Financial statement ratio - probability ratios Flashcards
Probability ratios
Measure of a firms profitability relative to its assets (operating efficiency) and to its revenues (operating profitability)
- Gross profit margin
- Operating margin
- Net profit margin
- Asset turnover
- Return on assets (ROA)
- Return on equity (ROE)
- Basic EPS
- Diluted EPS
- Dividend yield
Gross profit margin
Gross profit / Revenue
A company with a 80% GPM collects $0.80 for every dollar in revenue after accounting for COGS (direct expenses). The higher the margin, the better a company is at converting revenue into profits.
Operating margin
Operating profit / Revenue
Like GPM, but captures operating (non-direct) expenses like SG&A.
Net profit margin
Net income / Revenue
Like OPM but captures all non-operating income/expenses.
Asset turnover
Revenue / average assets
Asset turnover can mean several things – a business with $500 in assets and $1,000 in revenue (2.0x asset turnover) could be far more capital intensive than a business that achieves the same sales with only $100 in assets. Alternatively, it could just have a lot more cash. Comparison of similar companies within an industry might shed light on general efficiency – for example Walmart’s ratio is 2.3, compared to Sears’ 2.0.
Return on assets (ROA)
Net income / Average assets
Measures how effective a company is at converting assets into profits, as opposed to just revenue.
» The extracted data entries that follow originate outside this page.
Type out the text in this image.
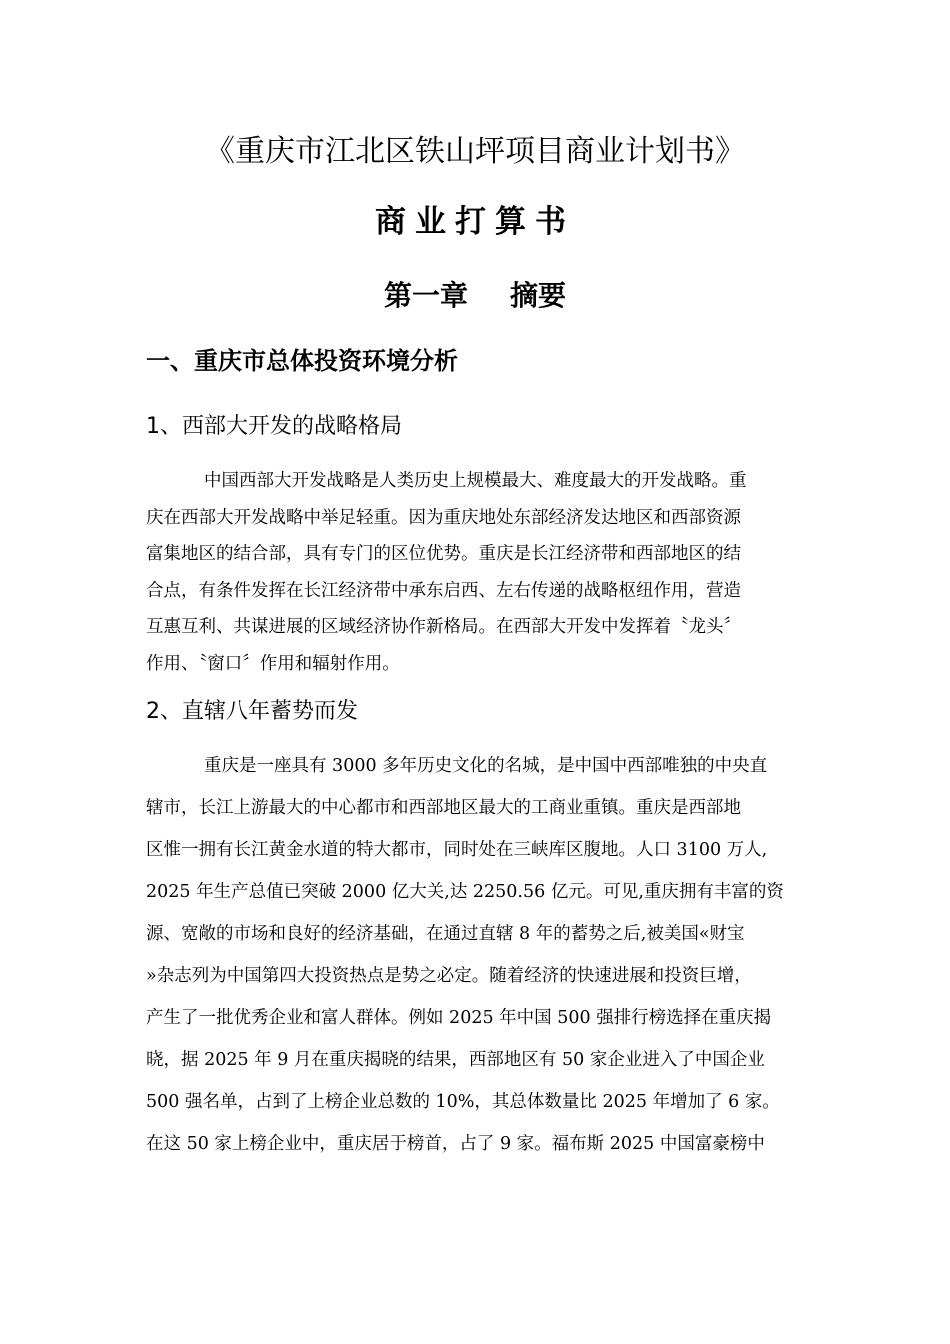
《重庆市江北区铁山坪项目商业计划书》
商业打算书
第一章 摘要
一、重庆市总体投资环境分析
1、西部大开发的战略格局
中国西部大开发战略是人类历史上规模最大、难度最大的开发战略。重
庆在西部大开发战略中举足轻重。因为重庆地处东部经济发达地区和西部资源
富集地区的结合部，具有专门的区位优势。重庆是长江经济带和西部地区的结
合点，有条件发挥在长江经济带中承东启西、左右传递的战略枢纽作用，营造
互惠互利、共谋进展的区域经济协作新格局。在西部大开发中发挥着〝龙头〞
作用、〝窗口〞作用和辐射作用。
2、直辖八年蓄势而发
重庆是一座具有 3000 多年历史文化的名城，是中国中西部唯独的中央直
辖市，长江上游最大的中心都市和西部地区最大的工商业重镇。重庆是西部地
区惟一拥有长江黄金水道的特大都市，同时处在三峡库区腹地。人口 3100 万人,
2025 年生产总值已突破 2000 亿大关,达 2250.56 亿元。可见,重庆拥有丰富的资
源、宽敞的市场和良好的经济基础，在通过直辖 8 年的蓄势之后,被美国«财宝
»杂志列为中国第四大投资热点是势之必定。随着经济的快速进展和投资巨增，
产生了一批优秀企业和富人群体。例如 2025 年中国 500 强排行榜选择在重庆揭
晓，据 2025 年 9 月在重庆揭晓的结果，西部地区有 50 家企业进入了中国企业
500 强名单，占到了上榜企业总数的 10%，其总体数量比 2025 年增加了 6 家。
在这 50 家上榜企业中，重庆居于榜首，占了 9 家。福布斯 2025 中国富豪榜中
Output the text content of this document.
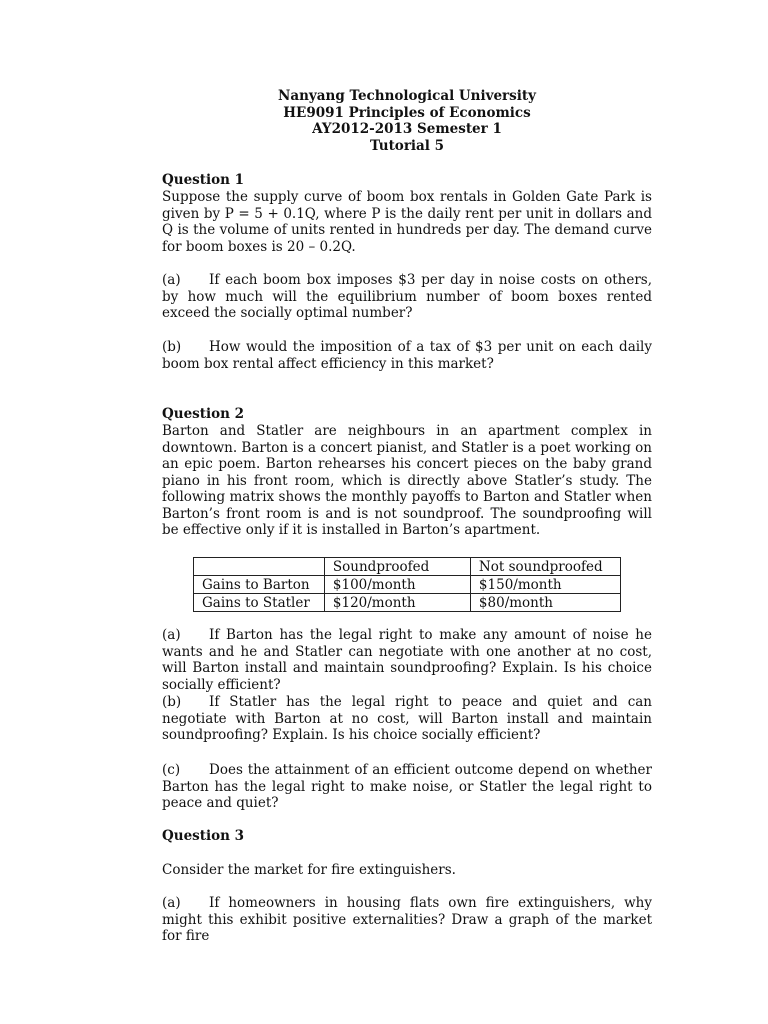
Nanyang Technological University
HE9091 Principles of Economics
AY2012-2013 Semester 1
Tutorial 5
Question 1
Suppose the supply curve of boom box rentals in Golden Gate Park is given by P = 5 + 0.1Q, where P is the daily rent per unit in dollars and Q is the volume of units rented in hundreds per day. The demand curve for boom boxes is 20 – 0.2Q.
(a) If each boom box imposes $3 per day in noise costs on others, by how much will the equilibrium number of boom boxes rented exceed the socially optimal number?
(b) How would the imposition of a tax of $3 per unit on each daily boom box rental affect efficiency in this market?
Question 2
Barton and Statler are neighbours in an apartment complex in downtown. Barton is a concert pianist, and Statler is a poet working on an epic poem. Barton rehearses his concert pieces on the baby grand piano in his front room, which is directly above Statler’s study. The following matrix shows the monthly payoffs to Barton and Statler when Barton’s front room is and is not soundproof. The soundproofing will be effective only if it is installed in Barton’s apartment.
	Soundproofed	Not soundproofed
Gains to Barton	$100/month	$150/month
Gains to Statler	$120/month	$80/month
(a) If Barton has the legal right to make any amount of noise he wants and he and Statler can negotiate with one another at no cost, will Barton install and maintain soundproofing? Explain. Is his choice socially efficient?
(b) If Statler has the legal right to peace and quiet and can negotiate with Barton at no cost, will Barton install and maintain soundproofing? Explain. Is his choice socially efficient?
(c) Does the attainment of an efficient outcome depend on whether Barton has the legal right to make noise, or Statler the legal right to peace and quiet?
Question 3
Consider the market for fire extinguishers.
(a) If homeowners in housing flats own fire extinguishers, why might this exhibit positive externalities? Draw a graph of the market for fire
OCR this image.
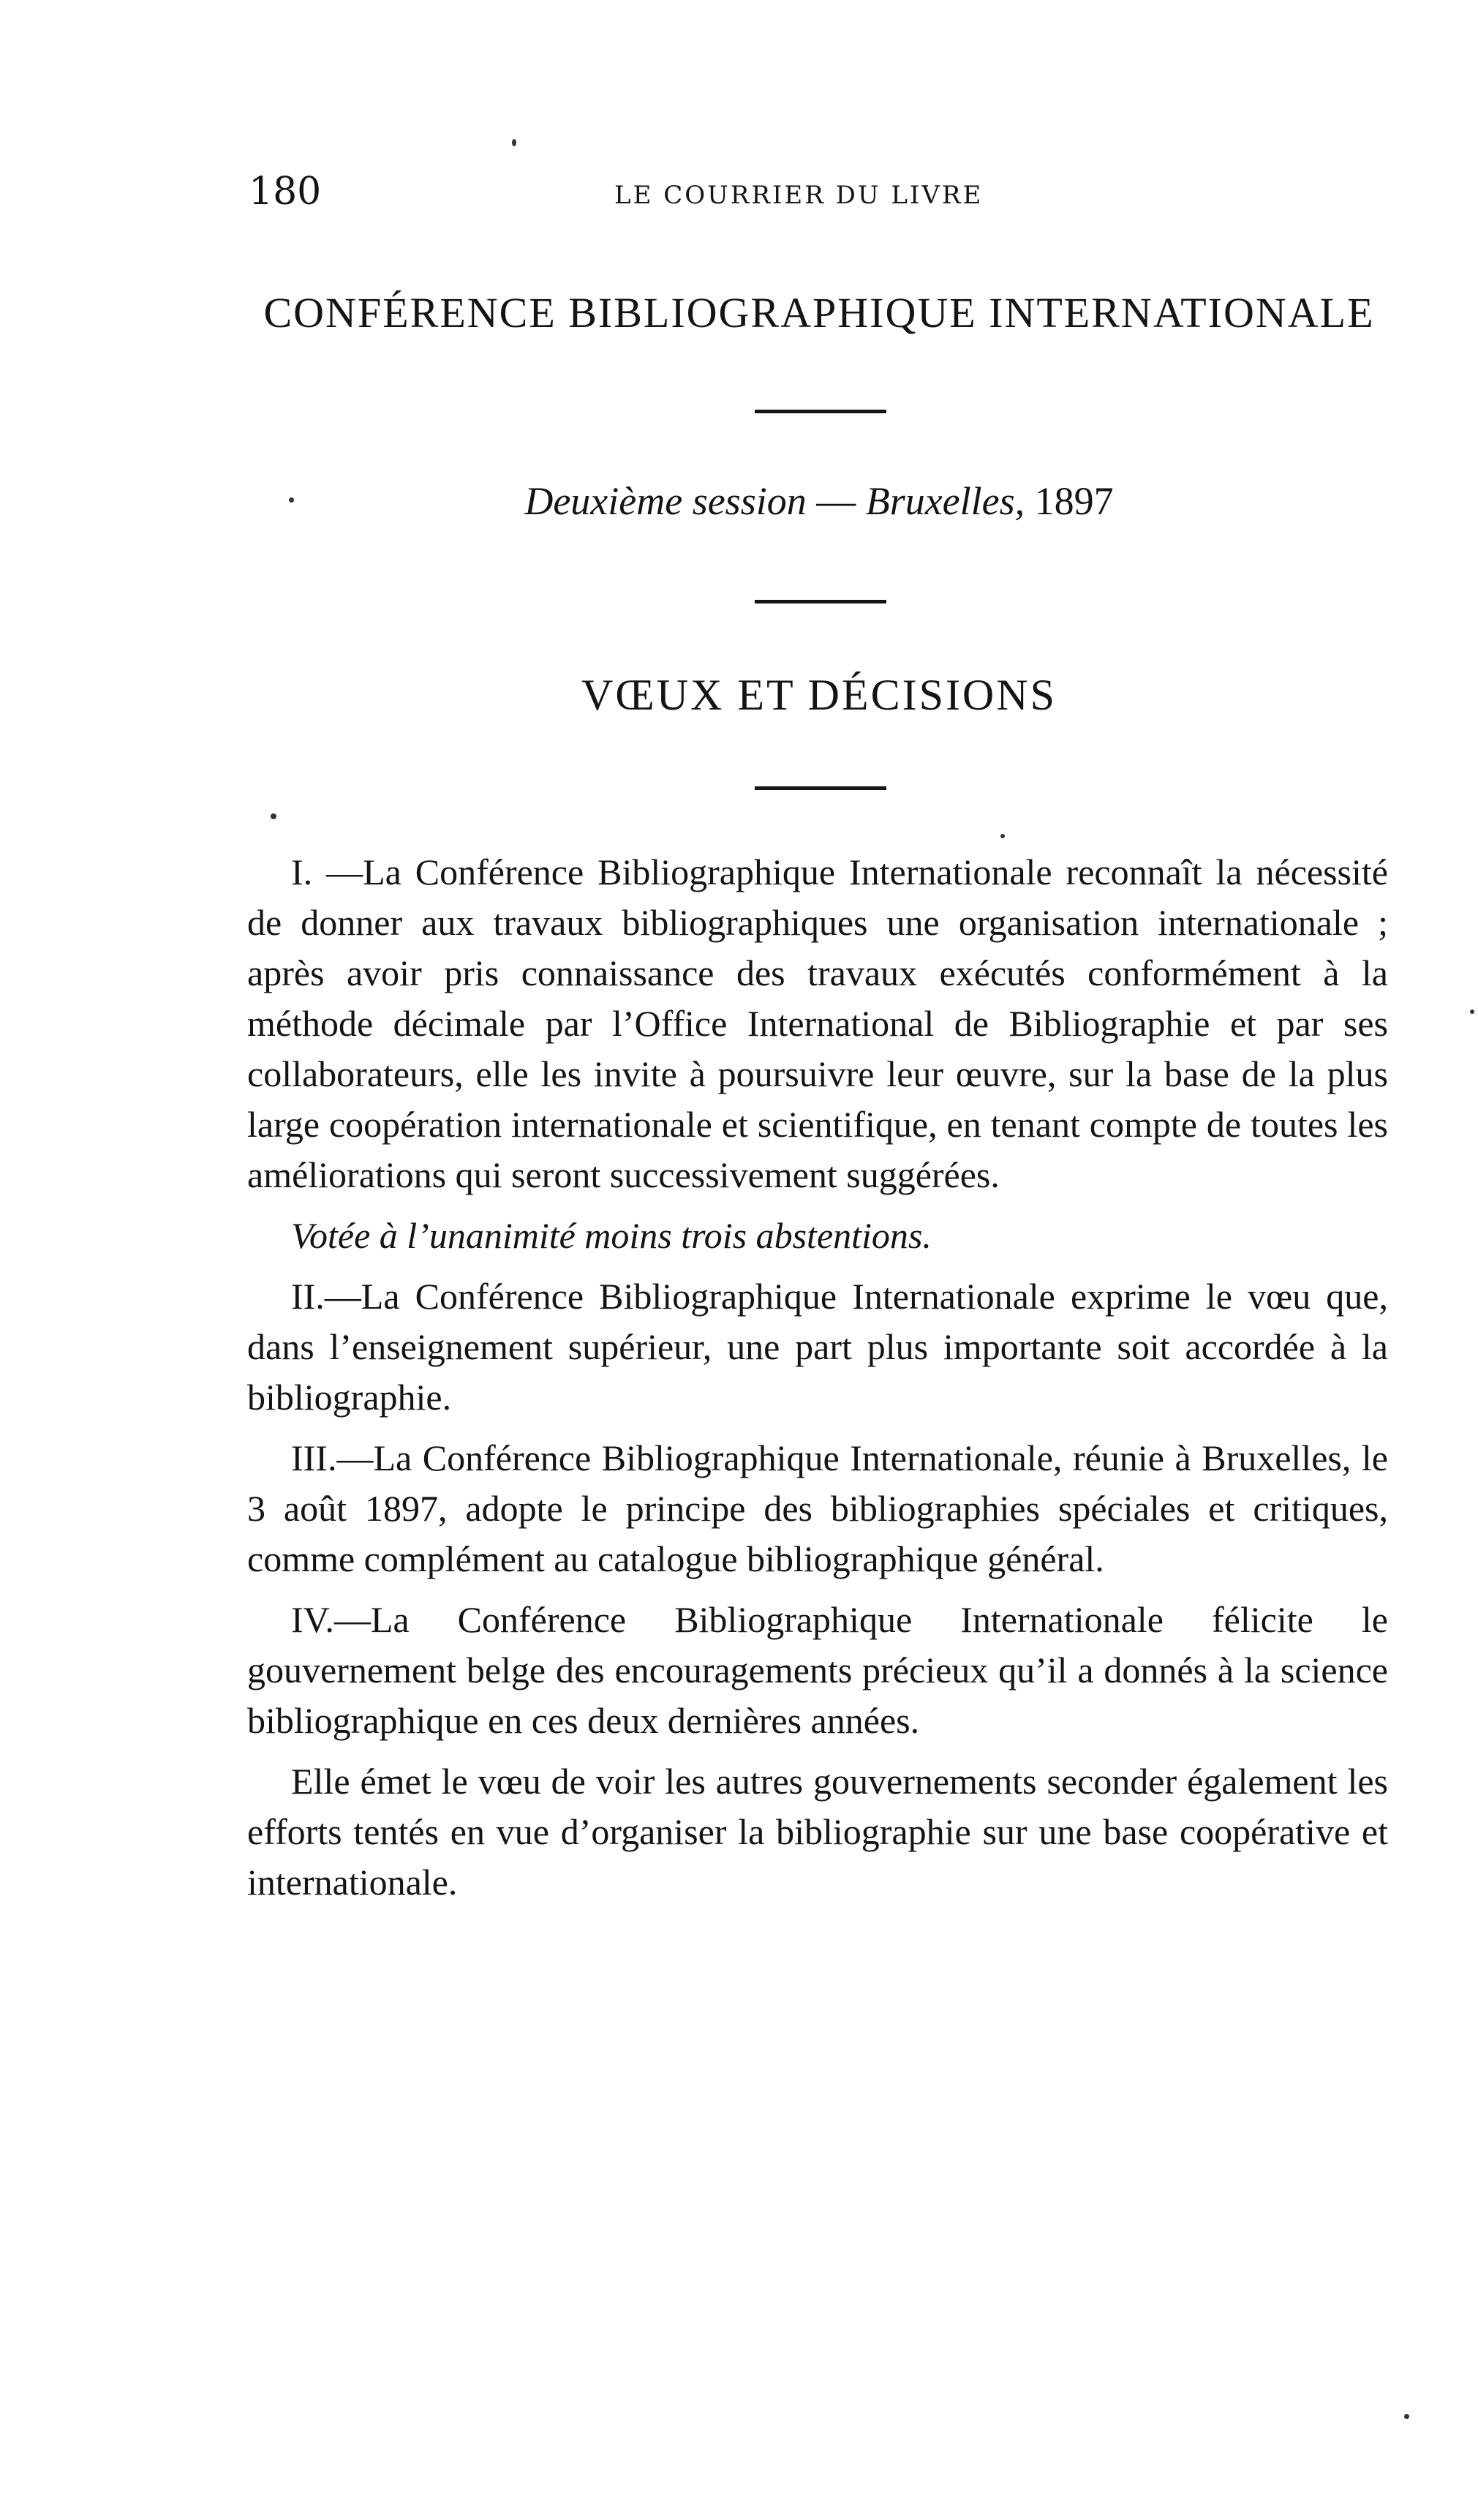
180	LE COURRIER DU LIVRE
CONFÉRENCE BIBLIOGRAPHIQUE INTERNATIONALE
Deuxième session — Bruxelles, 1897
VŒUX ET DÉCISIONS

I. —La Conférence Bibliographique Internationale reconnaît la nécessité de donner aux travaux bibliographiques une organisation internationale ; après avoir pris connaissance des travaux exécutés conformément à la méthode décimale par l’Office International de Bibliographie et par ses collaborateurs, elle les invite à poursuivre leur œuvre, sur la base de la plus large coopération internationale et scientifique, en tenant compte de toutes les améliorations qui seront successivement suggérées.

Votée à l’unanimité moins trois abstentions.

II.—La Conférence Bibliographique Internationale exprime le vœu que, dans l’enseignement supérieur, une part plus importante soit accordée à la bibliographie.

III.—La Conférence Bibliographique Internationale, réunie à Bruxelles, le 3 août 1897, adopte le principe des bibliographies spéciales et critiques, comme complément au catalogue bibliographique général.

IV.—La Conférence Bibliographique Internationale félicite le gouvernement belge des encouragements précieux qu’il a donnés à la science bibliographique en ces deux dernières années.

Elle émet le vœu de voir les autres gouvernements seconder également les efforts tentés en vue d’organiser la bibliographie sur une base coopérative et internationale.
The higher the ROA the better, although just like with asset turnover, there are many possible scenarios that make this rule of thumb less than perfect.
Return on equity (ROE)
Net income / Total equity
One of the primary challenges with ROA is that it commingles a levered measure of profitability (net income is sensitive to leverage via interest expense) with an unlevered measure of assets (assets can be financed by a lot of leverage or no leverage at all – it is independent of the leverage question). The consequence of this is that ROA makes for a poor ratio to use when comparing companies with significantly different rates of leverage. ROE solves this challenge by factoring leverage into the denominator and calculates a return on just the equity value of the firm. This facilitates the analysis across companies with varying degrees of leverage.
Basic EPS
Net income less preferred dividends / weighted avg. shares out.
Diluted EPS
Diluted net income / weighted avg. diluted shares out.